E que associações económicas, sociais, culturais e ambientais
foram consultadas? Que esforço foi feito para envolver as populações
abrangidas em algo que lhes diz profundamente respeito? Que papel teve a imprensa
regional e as rádios locais? Zero! Zero! Zero!
Sabe-se que o Governo, de campeão do diálogo e do debate, se tornou,
com o correr dos tempos, renitente e relapso ao debate público, à
consulta pública. Basta ver o que fez com a publicação
do Decreto-lei N.º 69/2000, de 3 de Maio, que substitui o Decreto-lei N.º
180/90, de 6 de Junho, em que praticamente liquidou a audição
pública colectiva dos Estudos de Impacto Ambiental. Quase se passou a
exigir a cada cidadão para participar e ter voz na matéria, um
curso superior e ligação à Internet!
Não, senhor secretário de Estado, o que foi feito não é
sequer um simulacro de debate público dos Planos das Bacias Hidrográficas
dos Rios Lima, Cávado, Ave e Leça. É ainda pior do que
o mau que sucedeu com a também discussão pública do Plano
de Ordenamento da Barragem da Caniçada!, que termina hoje, 20 de Abril.

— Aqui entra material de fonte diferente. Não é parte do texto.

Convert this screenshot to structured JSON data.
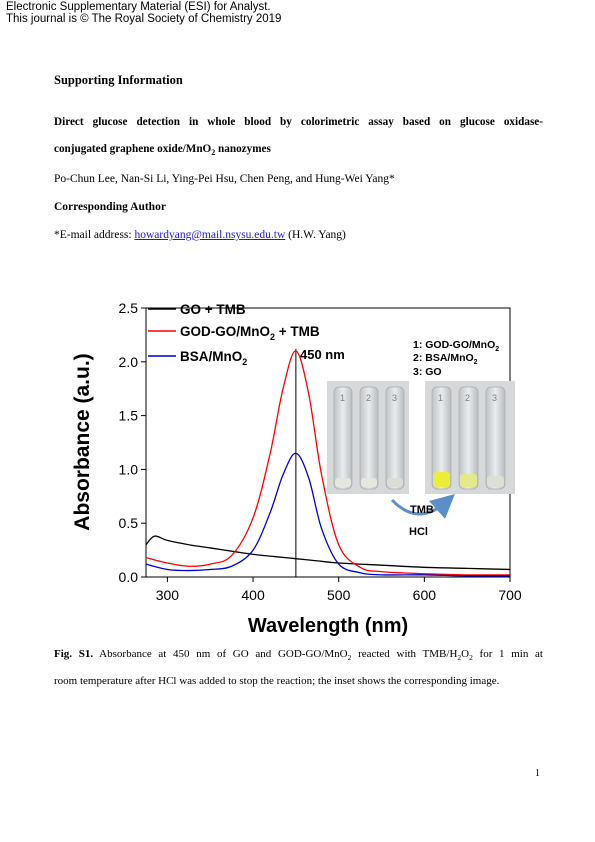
{
  "header": {
    "line1": "Electronic Supplementary Material (ESI) for Analyst.",
    "line2": "This journal is © The Royal Society of Chemistry 2019"
  },
  "section_title": "Supporting Information",
  "paper_title": {
    "line1": "Direct glucose detection in whole blood by colorimetric assay based on glucose oxidase-",
    "line2_pre": "conjugated graphene oxide/MnO",
    "line2_sub": "2",
    "line2_post": " nanozymes"
  },
  "authors": "Po-Chun Lee, Nan-Si Li, Ying-Pei Hsu, Chen Peng, and Hung-Wei Yang*",
  "corresponding": {
    "heading": "Corresponding Author",
    "email_prefix": "*E-mail address: ",
    "email": "howardyang@mail.nsysu.edu.tw",
    "email_suffix": " (H.W. Yang)"
  },
  "chart_data": {
    "type": "line",
    "xlabel": "Wavelength (nm)",
    "ylabel": "Absorbance (a.u.)",
    "xlim": [
      275,
      700
    ],
    "ylim": [
      0,
      2.5
    ],
    "x_ticks": [
      "300",
      "400",
      "500",
      "600",
      "700"
    ],
    "y_ticks": [
      "0.0",
      "0.5",
      "1.0",
      "1.5",
      "2.0",
      "2.5"
    ],
    "legend_position": "top-left",
    "annotation": "450 nm",
    "series": [
      {
        "name": "GO + TMB",
        "color": "#000000",
        "x": [
          275,
          285,
          300,
          325,
          350,
          375,
          400,
          425,
          450,
          475,
          500,
          550,
          600,
          650,
          700
        ],
        "y": [
          0.3,
          0.38,
          0.34,
          0.3,
          0.27,
          0.24,
          0.21,
          0.19,
          0.17,
          0.15,
          0.13,
          0.11,
          0.09,
          0.08,
          0.07
        ]
      },
      {
        "name_pre": "GOD-GO/MnO",
        "name_sub": "2",
        "name_post": " + TMB",
        "color": "#ff0000",
        "x": [
          275,
          300,
          325,
          350,
          375,
          400,
          420,
          435,
          450,
          465,
          480,
          500,
          525,
          550,
          600,
          650,
          700
        ],
        "y": [
          0.18,
          0.13,
          0.1,
          0.12,
          0.2,
          0.55,
          1.15,
          1.75,
          2.1,
          1.7,
          0.95,
          0.3,
          0.09,
          0.05,
          0.03,
          0.02,
          0.02
        ]
      },
      {
        "name_pre": "BSA/MnO",
        "name_sub": "2",
        "name_post": "",
        "color": "#0000cc",
        "x": [
          275,
          300,
          325,
          350,
          375,
          400,
          420,
          435,
          450,
          465,
          480,
          500,
          525,
          550,
          600,
          650,
          700
        ],
        "y": [
          0.12,
          0.07,
          0.06,
          0.07,
          0.1,
          0.25,
          0.6,
          0.95,
          1.15,
          0.92,
          0.45,
          0.12,
          0.04,
          0.02,
          0.02,
          0.01,
          0.01
        ]
      }
    ],
    "inset": {
      "vial_labels": [
        "1",
        "2",
        "3"
      ],
      "legend_1_pre": "1: GOD-GO/MnO",
      "legend_1_sub": "2",
      "legend_2_pre": "2: BSA/MnO",
      "legend_2_sub": "2",
      "legend_3": "3: GO",
      "arrow_label_1": "TMB",
      "arrow_label_2": "HCl"
    }
  },
  "caption": {
    "label": "Fig. S1.",
    "line1_a": " Absorbance at 450 nm of GO and GOD-GO/MnO",
    "line1_sub": "2",
    "line1_b": " reacted with TMB/H",
    "line1_sub2": "2",
    "line1_c": "O",
    "line1_sub3": "2",
    "line1_d": " for 1 min at",
    "line2": "room temperature after HCl was added to stop the reaction; the inset shows the corresponding image."
  },
  "page_number": "1"
}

Senhor Secretário de Estado
O PCP levanta esta questão porque, avaliando positivamente os projectos
avançados, considera de grande importância um profundo e abrangente
debate público.
Essencial para a adesão das populações e instituições
da área geográfica dos Planos. Decisivo para garantir a sua participação
activa e voluntária na defesa e recuperação do importante
património (natural, social, económico, cultural,...) que esses
rios representam. Decisivo para ganhar desses cidadãos e instituições
os conhecimentos práticos, em alguns casos seculares, que possuem da
«vida» e «pensamento» desses cursos de água,
a sua essencial contribuição para o enriquecimento dos Planos
das Bacias Hidrográficas. Decisivo porque só essa participação
impedirá que os Planos das Bacias Hidrográficas não sejam
apenas mais um papel bonito, bem feito, mas completamente inócuo e à
margem da vida das populações ribeirinhas, como tantos que conhecemos.

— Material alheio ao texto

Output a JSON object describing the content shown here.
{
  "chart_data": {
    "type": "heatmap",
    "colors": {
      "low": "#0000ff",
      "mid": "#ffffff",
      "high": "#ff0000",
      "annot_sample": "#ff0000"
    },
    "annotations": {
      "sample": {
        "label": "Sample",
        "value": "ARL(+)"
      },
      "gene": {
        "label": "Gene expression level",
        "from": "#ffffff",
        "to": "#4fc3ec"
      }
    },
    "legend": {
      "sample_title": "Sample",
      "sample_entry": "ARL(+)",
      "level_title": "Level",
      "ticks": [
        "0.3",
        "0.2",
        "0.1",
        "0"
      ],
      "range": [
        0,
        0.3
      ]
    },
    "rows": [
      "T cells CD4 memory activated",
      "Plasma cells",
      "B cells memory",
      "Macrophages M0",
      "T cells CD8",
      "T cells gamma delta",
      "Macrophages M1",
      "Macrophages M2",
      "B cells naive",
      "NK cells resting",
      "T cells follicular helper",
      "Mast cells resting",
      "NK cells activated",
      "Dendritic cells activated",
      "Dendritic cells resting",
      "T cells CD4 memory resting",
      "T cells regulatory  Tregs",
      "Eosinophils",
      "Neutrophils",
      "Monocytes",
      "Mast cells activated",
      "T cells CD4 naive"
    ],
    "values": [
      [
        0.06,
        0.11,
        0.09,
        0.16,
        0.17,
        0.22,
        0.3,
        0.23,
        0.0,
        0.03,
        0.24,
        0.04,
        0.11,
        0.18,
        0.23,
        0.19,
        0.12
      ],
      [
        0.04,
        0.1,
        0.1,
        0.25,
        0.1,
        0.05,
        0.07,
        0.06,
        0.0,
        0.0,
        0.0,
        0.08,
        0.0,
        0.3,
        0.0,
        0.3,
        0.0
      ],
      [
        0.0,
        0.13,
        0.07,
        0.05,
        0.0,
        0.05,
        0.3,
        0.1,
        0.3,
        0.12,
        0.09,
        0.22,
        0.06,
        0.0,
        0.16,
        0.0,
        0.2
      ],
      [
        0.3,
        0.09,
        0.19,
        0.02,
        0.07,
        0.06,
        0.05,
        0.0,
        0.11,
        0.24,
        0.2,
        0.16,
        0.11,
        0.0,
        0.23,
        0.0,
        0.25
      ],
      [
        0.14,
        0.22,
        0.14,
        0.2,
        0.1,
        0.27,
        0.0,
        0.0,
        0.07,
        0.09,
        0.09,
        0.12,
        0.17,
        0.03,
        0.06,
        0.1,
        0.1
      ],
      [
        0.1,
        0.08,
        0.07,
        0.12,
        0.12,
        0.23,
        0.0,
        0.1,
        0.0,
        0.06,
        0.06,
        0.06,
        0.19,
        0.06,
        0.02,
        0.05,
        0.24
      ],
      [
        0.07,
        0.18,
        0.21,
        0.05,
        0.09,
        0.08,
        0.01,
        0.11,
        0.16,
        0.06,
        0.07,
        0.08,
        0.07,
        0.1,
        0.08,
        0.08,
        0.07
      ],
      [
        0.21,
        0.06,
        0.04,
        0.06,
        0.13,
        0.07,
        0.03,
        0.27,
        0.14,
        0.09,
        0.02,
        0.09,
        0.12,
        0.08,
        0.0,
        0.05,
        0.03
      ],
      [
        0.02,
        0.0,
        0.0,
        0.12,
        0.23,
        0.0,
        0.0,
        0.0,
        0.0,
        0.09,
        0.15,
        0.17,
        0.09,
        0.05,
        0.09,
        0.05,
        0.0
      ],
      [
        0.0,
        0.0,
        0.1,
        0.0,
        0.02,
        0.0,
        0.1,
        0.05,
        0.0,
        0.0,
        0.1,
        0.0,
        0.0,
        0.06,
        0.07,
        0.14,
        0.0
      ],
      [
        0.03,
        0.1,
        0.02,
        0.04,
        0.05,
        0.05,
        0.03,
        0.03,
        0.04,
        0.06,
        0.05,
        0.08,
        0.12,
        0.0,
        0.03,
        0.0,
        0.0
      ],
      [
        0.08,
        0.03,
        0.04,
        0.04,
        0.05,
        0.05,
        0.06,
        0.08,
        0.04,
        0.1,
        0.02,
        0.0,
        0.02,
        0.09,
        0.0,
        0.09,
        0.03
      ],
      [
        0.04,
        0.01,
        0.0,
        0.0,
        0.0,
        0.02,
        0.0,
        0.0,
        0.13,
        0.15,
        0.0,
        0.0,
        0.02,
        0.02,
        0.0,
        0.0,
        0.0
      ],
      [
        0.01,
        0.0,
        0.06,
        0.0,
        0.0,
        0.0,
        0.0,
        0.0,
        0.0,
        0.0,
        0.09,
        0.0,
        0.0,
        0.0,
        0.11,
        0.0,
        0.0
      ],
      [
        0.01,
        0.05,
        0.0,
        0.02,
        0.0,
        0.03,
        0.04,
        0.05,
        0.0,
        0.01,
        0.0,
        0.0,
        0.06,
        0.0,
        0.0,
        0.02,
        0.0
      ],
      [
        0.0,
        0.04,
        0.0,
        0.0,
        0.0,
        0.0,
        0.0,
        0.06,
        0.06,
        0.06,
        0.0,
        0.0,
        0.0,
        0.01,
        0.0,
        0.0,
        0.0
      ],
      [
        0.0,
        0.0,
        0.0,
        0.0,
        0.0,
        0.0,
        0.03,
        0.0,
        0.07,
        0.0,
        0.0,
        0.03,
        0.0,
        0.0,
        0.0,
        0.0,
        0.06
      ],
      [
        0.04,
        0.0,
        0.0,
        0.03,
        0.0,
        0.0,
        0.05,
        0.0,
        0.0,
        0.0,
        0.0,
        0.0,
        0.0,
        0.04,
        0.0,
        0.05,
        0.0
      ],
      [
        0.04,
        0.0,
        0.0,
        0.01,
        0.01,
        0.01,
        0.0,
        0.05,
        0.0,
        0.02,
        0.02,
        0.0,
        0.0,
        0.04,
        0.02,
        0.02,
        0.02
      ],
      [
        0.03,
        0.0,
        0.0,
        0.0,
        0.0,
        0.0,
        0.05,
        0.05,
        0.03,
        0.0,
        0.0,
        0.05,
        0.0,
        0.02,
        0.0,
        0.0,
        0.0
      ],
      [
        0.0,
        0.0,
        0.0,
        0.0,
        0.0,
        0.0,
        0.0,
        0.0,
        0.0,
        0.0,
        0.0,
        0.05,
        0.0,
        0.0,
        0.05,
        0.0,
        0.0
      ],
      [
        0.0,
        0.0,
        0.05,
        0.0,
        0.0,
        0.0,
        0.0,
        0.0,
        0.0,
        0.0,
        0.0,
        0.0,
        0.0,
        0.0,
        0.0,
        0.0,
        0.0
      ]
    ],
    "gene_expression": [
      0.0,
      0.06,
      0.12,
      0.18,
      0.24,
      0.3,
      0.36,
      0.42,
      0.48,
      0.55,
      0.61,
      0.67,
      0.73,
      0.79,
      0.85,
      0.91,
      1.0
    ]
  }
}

Porque um Plano cumprido pela força das coimas, não resultará,
não existirá!
Senhor secretário de Estado, duas questões:
1. Que debate foi feito até ao passado dia 16 de Abril? Quantas e onde
foram feitas sessões públicas de debate? Quantos e quais os intervenientes?
2. Está o Governo na disposição de realizar o debate público
necessário (considerando que praticamente nada aconteceu) envolvendo
de facto as populações, autarquias, instituições,
alargando prazos, cirando e usando os instrumentos necessários, fomentando
uma autêntica participação cidadã?
(...)
Sr. Presidente,
O Sr. Secretário de Estado acabou por não responder a nada do
que perguntei.
Ou, antes, dá-me a informação, de que eu já tinha
conhecimento, que houve três sessões com especialistas, mas, de
facto, a participação com as populações ribeirinhas
destes rios, concretamente com as autarquias, com as juntas de freguesia, com
as associações locais, foi nula, Sr. Secretário de Estado.
Diga-me qual foi o jornal regional ou a estação de rádio
local (e elas são relativamente activas na região) que participaram
neste debate? Como é que o Sr. Secretário de Estado confunde o
formalismo com a participação real das populações?
O que continuo a perguntar é se os senhores estão interessados
num plano bem feito, bonito, mas sem a participação das populações
e que, inevitavelmente, vai conduzir àquilo que todos nós sabemos
que são planos que estão no papel mas que, depois, não
têm qualquer aplicação prática, exactamente porque
não contam com a participação activa das populações,
desde a sua elaboração e, depois, na sua aplicação.